Alle hatten Angst um Yunior. Einige Tage lang beantwortete er Nachrichten nicht, und die Leute fragten sich gegenseitig, ob jemand etwas von ihm gehört hätte. Dann schrieb er auf Facebook: „Ich bin in Spanien.“ Das ist eine weitere Art, wie das Regime mit unbequemen Landsleuten verfährt. Man öffnet ihnen den Weg ins Exil. Aber als Yunior sich in Madrid in eine von Kubanern geführte Pizzeria setzte, sagte er nach einem Blick auf die Speisekarte: „Ich möchte nach Hause.“ Denn heute wollen die Kubaner nicht mehr fliehen, wie das bei früheren Generationen der Fall war.

Zum Beispiel während des Maleconazo, der großen Demonstration gegen Fidel im Jahr 1994. Manuel Cuesta Morúa war damals dabei. „Ich erinnere mich sehr gut daran. Tausende Bewohner von Havanna gingen auf die Straße und forderten Veränderungen oder die Ausreise aus dem Land, in spontanen Demonstrationen, die zum ersten Mal die Kluft zwischen der Regierung und der kubanischen Gesellschaft zeigten“, erzählt Cuesta Morúa. Da kam Fidel zum Malecón, einem mehrere Kilometer langen Pier in Havanna, stieg aus seinem Jeep aus und sagte, wer gehen wolle, der solle gehen. Viele stiegen in Boote und gingen in die USA.
 
Armut und Mangel prägen auch das Gesicht der Altstadt von Havanna. Armut und Mangel prägen auch das Gesicht der Altstadt von Havanna. | Foto: © Daniel Ryba

Wir werden sehen…

Aber die heutige Generation will nicht weggehen. Sie wollen zu Hause bleiben und ein Land aufbauen, in dem sie eine andere Meinung haben können und diese auch frei äußern dürfen. Ein Land, in dem sich die Wirtschaft öffnet und die Menschen die Möglichkeit haben, normal ihren Lebensunterhalt zu verdienen. Und so kämpfen die Kubaner weiter. Der Song Patria y Vida hat inzwischen zwei Latin Grammys gewonnen. Aber nicht alle, die daran mitgewirkt haben, konnten die Preise entgegennehmen.

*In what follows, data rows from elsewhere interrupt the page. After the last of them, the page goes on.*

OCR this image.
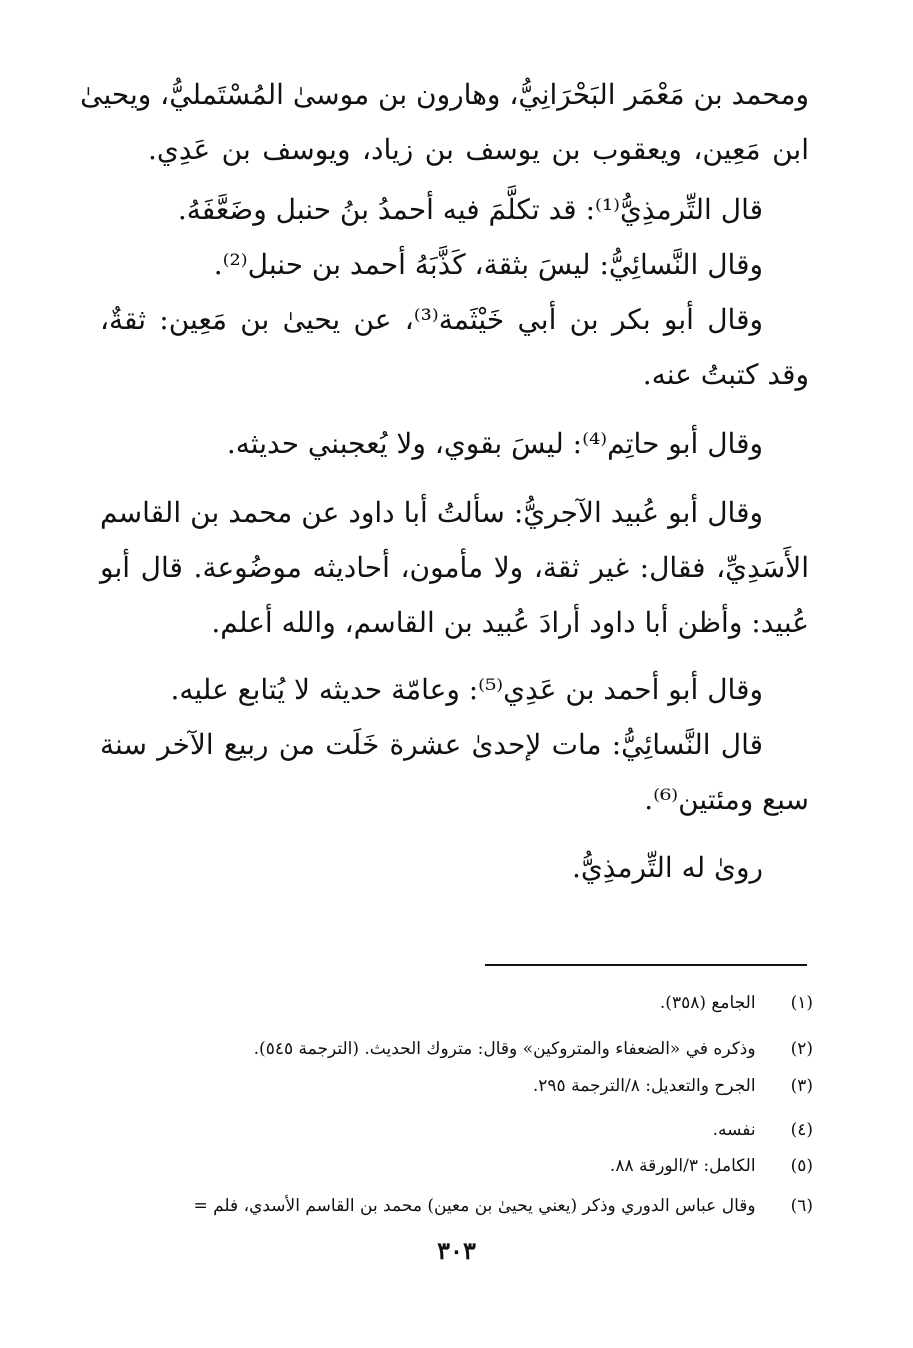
ومحمد بن مَعْمَر البَحْرَانِيُّ، وهارون بن موسىٰ المُسْتَمليُّ، ويحيىٰ
ابن مَعِين، ويعقوب بن يوسف بن زياد، ويوسف بن عَدِي.
قال التِّرمذِيُّ⁽¹⁾: قد تكلَّمَ فيه أحمدُ بنُ حنبل وضَعَّفَهُ.
وقال النَّسائِيُّ: ليسَ بثقة، كَذَّبَهُ أحمد بن حنبل⁽²⁾.
وقال أبو بكر بن أبي خَيْثَمة⁽³⁾، عن يحيىٰ بن مَعِين: ثقةٌ،
وقد كتبتُ عنه.
وقال أبو حاتِم⁽⁴⁾: ليسَ بقوي، ولا يُعجبني حديثه.
وقال أبو عُبيد الآجريُّ: سألتُ أبا داود عن محمد بن القاسم
الأَسَدِيِّ، فقال: غير ثقة، ولا مأمون، أحاديثه موضُوعة. قال أبو
عُبيد: وأظن أبا داود أرادَ عُبيد بن القاسم، والله أعلم.
وقال أبو أحمد بن عَدِي⁽⁵⁾: وعامّة حديثه لا يُتابع عليه.
قال النَّسائِيُّ: مات لإحدىٰ عشرة خَلَت من ربيع الآخر سنة
سبع ومئتين⁽⁶⁾.
روىٰ له التِّرمذِيُّ.
(١) الجامع (٣٥٨).
(٢) وذكره في «الضعفاء والمتروكين» وقال: متروك الحديث. (الترجمة ٥٤٥).
(٣) الجرح والتعديل: ٨/الترجمة ٢٩٥.
(٤) نفسه.
(٥) الكامل: ٣/الورقة ٨٨.
(٦) وقال عباس الدوري وذكر (يعني يحيىٰ بن معين) محمد بن القاسم الأسدي، فلم =
٣٠٣
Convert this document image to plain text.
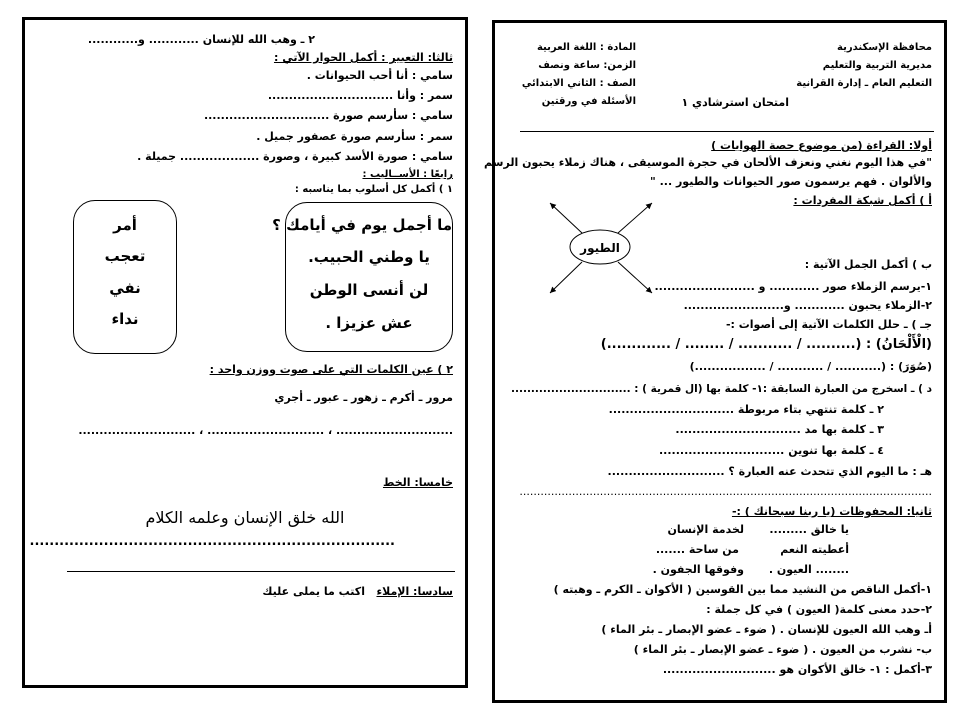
٢ ـ وهب الله للإنسان ............ و............
ثالثا: التعبير : أكمل الحوار الآتي :
سامي : أنا أحب الحيوانات .
سمر : وأنا ..............................
سامي : سأرسم صورة ..............................
سمر : سأرسم صورة عصفور جميل .
سامي : صورة الأسد كبيرة ، وصورة ................... جميلة .
رابعًا : الأســاليب :
١ ) أكمل كل أسلوب بما يناسبه :
ما أجمل يوم في أيامك ؟
يا وطني الحبيب.
لن أنسى الوطن
عش عزيزا .
أمر
تعجب
نفي
نداء
٢ ) عين الكلمات التي على صوت ووزن واحد :
مرور ـ أكرم ـ زهور ـ عبور ـ أجري
............................ ، ............................ ، ............................
خامسا: الخط
الله خلق الإنسان وعلمه الكلام
..........................................................................
سادسا: الإملاء   اكتب ما يملى عليك
محافظة الإسكندرية
مديرية التربية والتعليم
التعليم العام ـ إدارة القرانية
المادة : اللغة العربية
الزمن: ساعة ونصف
الصف : الثاني الابتدائي
الأسئلة في ورقتين	امتحان استرشادي ١
أولا: القراءة (من موضوع حصة الهوايات )
"في هذا اليوم نغني ونعزف الألحان في حجرة الموسيقى ، هناك زملاء يحبون الرسم
والألوان . فهم يرسمون صور الحيوانات والطيور ... "
أ ) أكمل شبكة المفردات :
الطيور
ب ) أكمل الجمل الآتية :
١-يرسم الزملاء صور ............ و ........................
٢-الزملاء يحبون ............ و........................
جـ ) ـ حلل الكلمات الآتية إلى أصوات :-
(الْأَلْحَانُ) : (.......... / ........... / ........ / .............)
(صُوَرَ) : (........... / ........... / .................)
د ) ـ اسخرج من العبارة السابقة :١- كلمة بها (ال قمرية ) : ..............................
٢ ـ كلمة تنتهي بتاء مربوطة ..............................
٣ ـ كلمة بها مد ..............................
٤ ـ كلمة بها تنوين ..............................
هـ : ما اليوم الذي تتحدث عنه العبارة ؟ ............................
......................................................................................................................
ثانيا: المحفوظات (يا ربنا سبحانك ) :-
يا خالق .........
لخدمة الإنسان
أعطيته النعم
من ساحة .......
........ العيون .
وفوقها الجفون .
١-أكمل الناقص من النشيد مما بين القوسين ( الأكوان ـ الكرم ـ وهبته )
٢-حدد معنى كلمة( العيون ) في كل جملة :
أـ وهب الله العيون للإنسان . ( ضوء ـ عضو الإبصار ـ بئر الماء )
ب- نشرب من العيون . ( ضوء ـ عضو الإبصار ـ بئر الماء )
٣-أكمل : ١- خالق الأكوان هو ...........................
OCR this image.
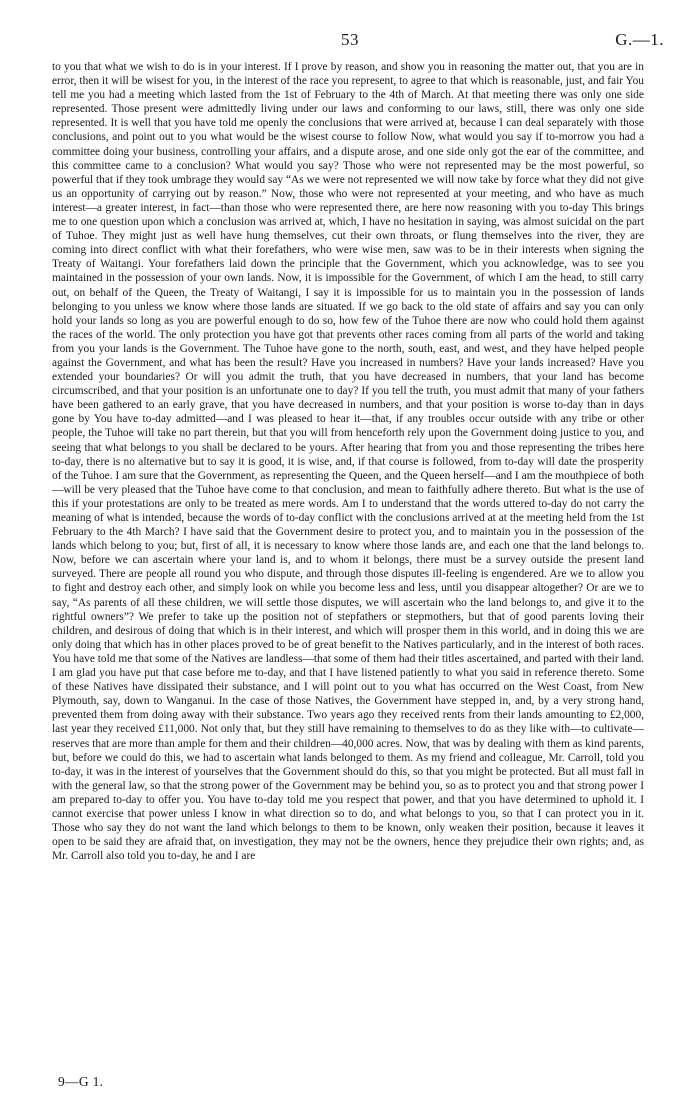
53	G.—1.

to you that what we wish to do is in your interest. If I prove by reason, and show you in reasoning the matter out, that you are in error, then it will be wisest for you, in the interest of the race you represent, to agree to that which is reasonable, just, and fair You tell me you had a meeting which lasted from the 1st of February to the 4th of March. At that meeting there was only one side represented. Those present were admittedly living under our laws and conforming to our laws, still, there was only one side represented. It is well that you have told me openly the conclusions that were arrived at, because I can deal separately with those conclusions, and point out to you what would be the wisest course to follow Now, what would you say if to-morrow you had a committee doing your business, controlling your affairs, and a dispute arose, and one side only got the ear of the committee, and this committee came to a conclusion? What would you say? Those who were not represented may be the most powerful, so powerful that if they took umbrage they would say “As we were not represented we will now take by force what they did not give us an opportunity of carrying out by reason.” Now, those who were not represented at your meeting, and who have as much interest—a greater interest, in fact—than those who were represented there, are here now reasoning with you to-day This brings me to one question upon which a conclusion was arrived at, which, I have no hesitation in saying, was almost suicidal on the part of Tuhoe. They might just as well have hung themselves, cut their own throats, or flung themselves into the river, they are coming into direct conflict with what their forefathers, who were wise men, saw was to be in their interests when signing the Treaty of Waitangi. Your forefathers laid down the principle that the Government, which you acknowledge, was to see you maintained in the possession of your own lands. Now, it is impossible for the Government, of which I am the head, to still carry out, on behalf of the Queen, the Treaty of Waitangi, I say it is impossible for us to maintain you in the possession of lands belonging to you unless we know where those lands are situated. If we go back to the old state of affairs and say you can only hold your lands so long as you are powerful enough to do so, how few of the Tuhoe there are now who could hold them against the races of the world. The only protection you have got that prevents other races coming from all parts of the world and taking from you your lands is the Government. The Tuhoe have gone to the north, south, east, and west, and they have helped people against the Government, and what has been the result? Have you increased in numbers? Have your lands increased? Have you extended your boundaries? Or will you admit the truth, that you have decreased in numbers, that your land has become circumscribed, and that your position is an unfortunate one to day? If you tell the truth, you must admit that many of your fathers have been gathered to an early grave, that you have decreased in numbers, and that your position is worse to-day than in days gone by You have to-day admitted—and I was pleased to hear it—that, if any troubles occur outside with any tribe or other people, the Tuhoe will take no part therein, but that you will from henceforth rely upon the Government doing justice to you, and seeing that what belongs to you shall be declared to be yours. After hearing that from you and those representing the tribes here to-day, there is no alternative but to say it is good, it is wise, and, if that course is followed, from to-day will date the prosperity of the Tuhoe. I am sure that the Government, as representing the Queen, and the Queen herself—and I am the mouthpiece of both—will be very pleased that the Tuhoe have come to that conclusion, and mean to faithfully adhere thereto. But what is the use of this if your protestations are only to be treated as mere words. Am I to understand that the words uttered to-day do not carry the meaning of what is intended, because the words of to-day conflict with the conclusions arrived at at the meeting held from the 1st February to the 4th March? I have said that the Government desire to protect you, and to maintain you in the possession of the lands which belong to you; but, first of all, it is necessary to know where those lands are, and each one that the land belongs to. Now, before we can ascertain where your land is, and to whom it belongs, there must be a survey outside the present land surveyed. There are people all round you who dispute, and through those disputes ill-feeling is engendered. Are we to allow you to fight and destroy each other, and simply look on while you become less and less, until you disappear altogether? Or are we to say, “As parents of all these children, we will settle those disputes, we will ascertain who the land belongs to, and give it to the rightful owners”? We prefer to take up the position not of stepfathers or stepmothers, but that of good parents loving their children, and desirous of doing that which is in their interest, and which will prosper them in this world, and in doing this we are only doing that which has in other places proved to be of great benefit to the Natives particularly, and in the interest of both races. You have told me that some of the Natives are landless—that some of them had their titles ascertained, and parted with their land. I am glad you have put that case before me to-day, and that I have listened patiently to what you said in reference thereto. Some of these Natives have dissipated their substance, and I will point out to you what has occurred on the West Coast, from New Plymouth, say, down to Wanganui. In the case of those Natives, the Government have stepped in, and, by a very strong hand, prevented them from doing away with their substance. Two years ago they received rents from their lands amounting to £2,000, last year they received £11,000. Not only that, but they still have remaining to themselves to do as they like with—to cultivate—reserves that are more than ample for them and their children—40,000 acres. Now, that was by dealing with them as kind parents, but, before we could do this, we had to ascertain what lands belonged to them. As my friend and colleague, Mr. Carroll, told you to-day, it was in the interest of yourselves that the Government should do this, so that you might be protected. But all must fall in with the general law, so that the strong power of the Government may be behind you, so as to protect you and that strong power I am prepared to-day to offer you. You have to-day told me you respect that power, and that you have determined to uphold it. I cannot exercise that power unless I know in what direction so to do, and what belongs to you, so that I can protect you in it. Those who say they do not want the land which belongs to them to be known, only weaken their position, because it leaves it open to be said they are afraid that, on investigation, they may not be the owners, hence they prejudice their own rights; and, as Mr. Carroll also told you to-day, he and I are

9—G 1.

Der Sänger Maykel Osorbo ist nämlich im Gefängnis. Wie Hunderte andere politische Häftlinge. „Wie soll man das denn schafften, dabei nicht zu weinen und gleichzeitig Freunde zu empfinden?“, fragt mich der kubanische Schriftsteller Maikel Iglesias nach der Preisverleihung, und meint, das sei „ein Song mit Aussage, bewegend und repräsentativ für viele Generationen, die nicht in der Lage waren, ihre Wünsche gemeinsam und frei zu äußern.“ Aber gibt es tatsächlich eine Chance, das zu erreichen? Der Journalist Roberto Hechavarría ist Optimist. Die junge Generation wurde ihm zufolge in Armut geboren, sie glaubt nicht an die Ideologie der Regierung und will besser leben und besser essen. Und da sie wütend ist, könnte sie Erfolg haben.

Der kubanische Kulturwissenschaftler Enrique del Risco, der unter dem Namen Enrisco als Schriftsteller und Humorist bekannt, sieht alles etwas schwärzer. Das kubanische Regime sei darauf vorbereitet, man weiß genau, was 1989 in Osteuropa passiert ist. Man sah, wie sich die Armee auf die Seite des Volkes stellte und die Unruhen nicht unterdrückte. „Und so entstand die Idee, das Militär zum wichtigsten Unternehmer des Landes zu machen, der sechzig Prozent der Wirtschaft kontrolliert“, sagt er.

Del Risco zufolge steht auf der einen Seite ein hungerndes, frustriertes und verzweifeltes Volk, das jedoch kaum Möglichkeiten hat, sich zu organisieren, da alle Medien von der Regierung kontrolliert werden und auch die Telekommunikation in deren Händen liegt. Auf der anderen Seite steht ein Regime, das bis an die Zähne bewaffnet und zu allem fähig ist. „Zieht eure eigenen Schlüsse“, fügte del Risco hinzu.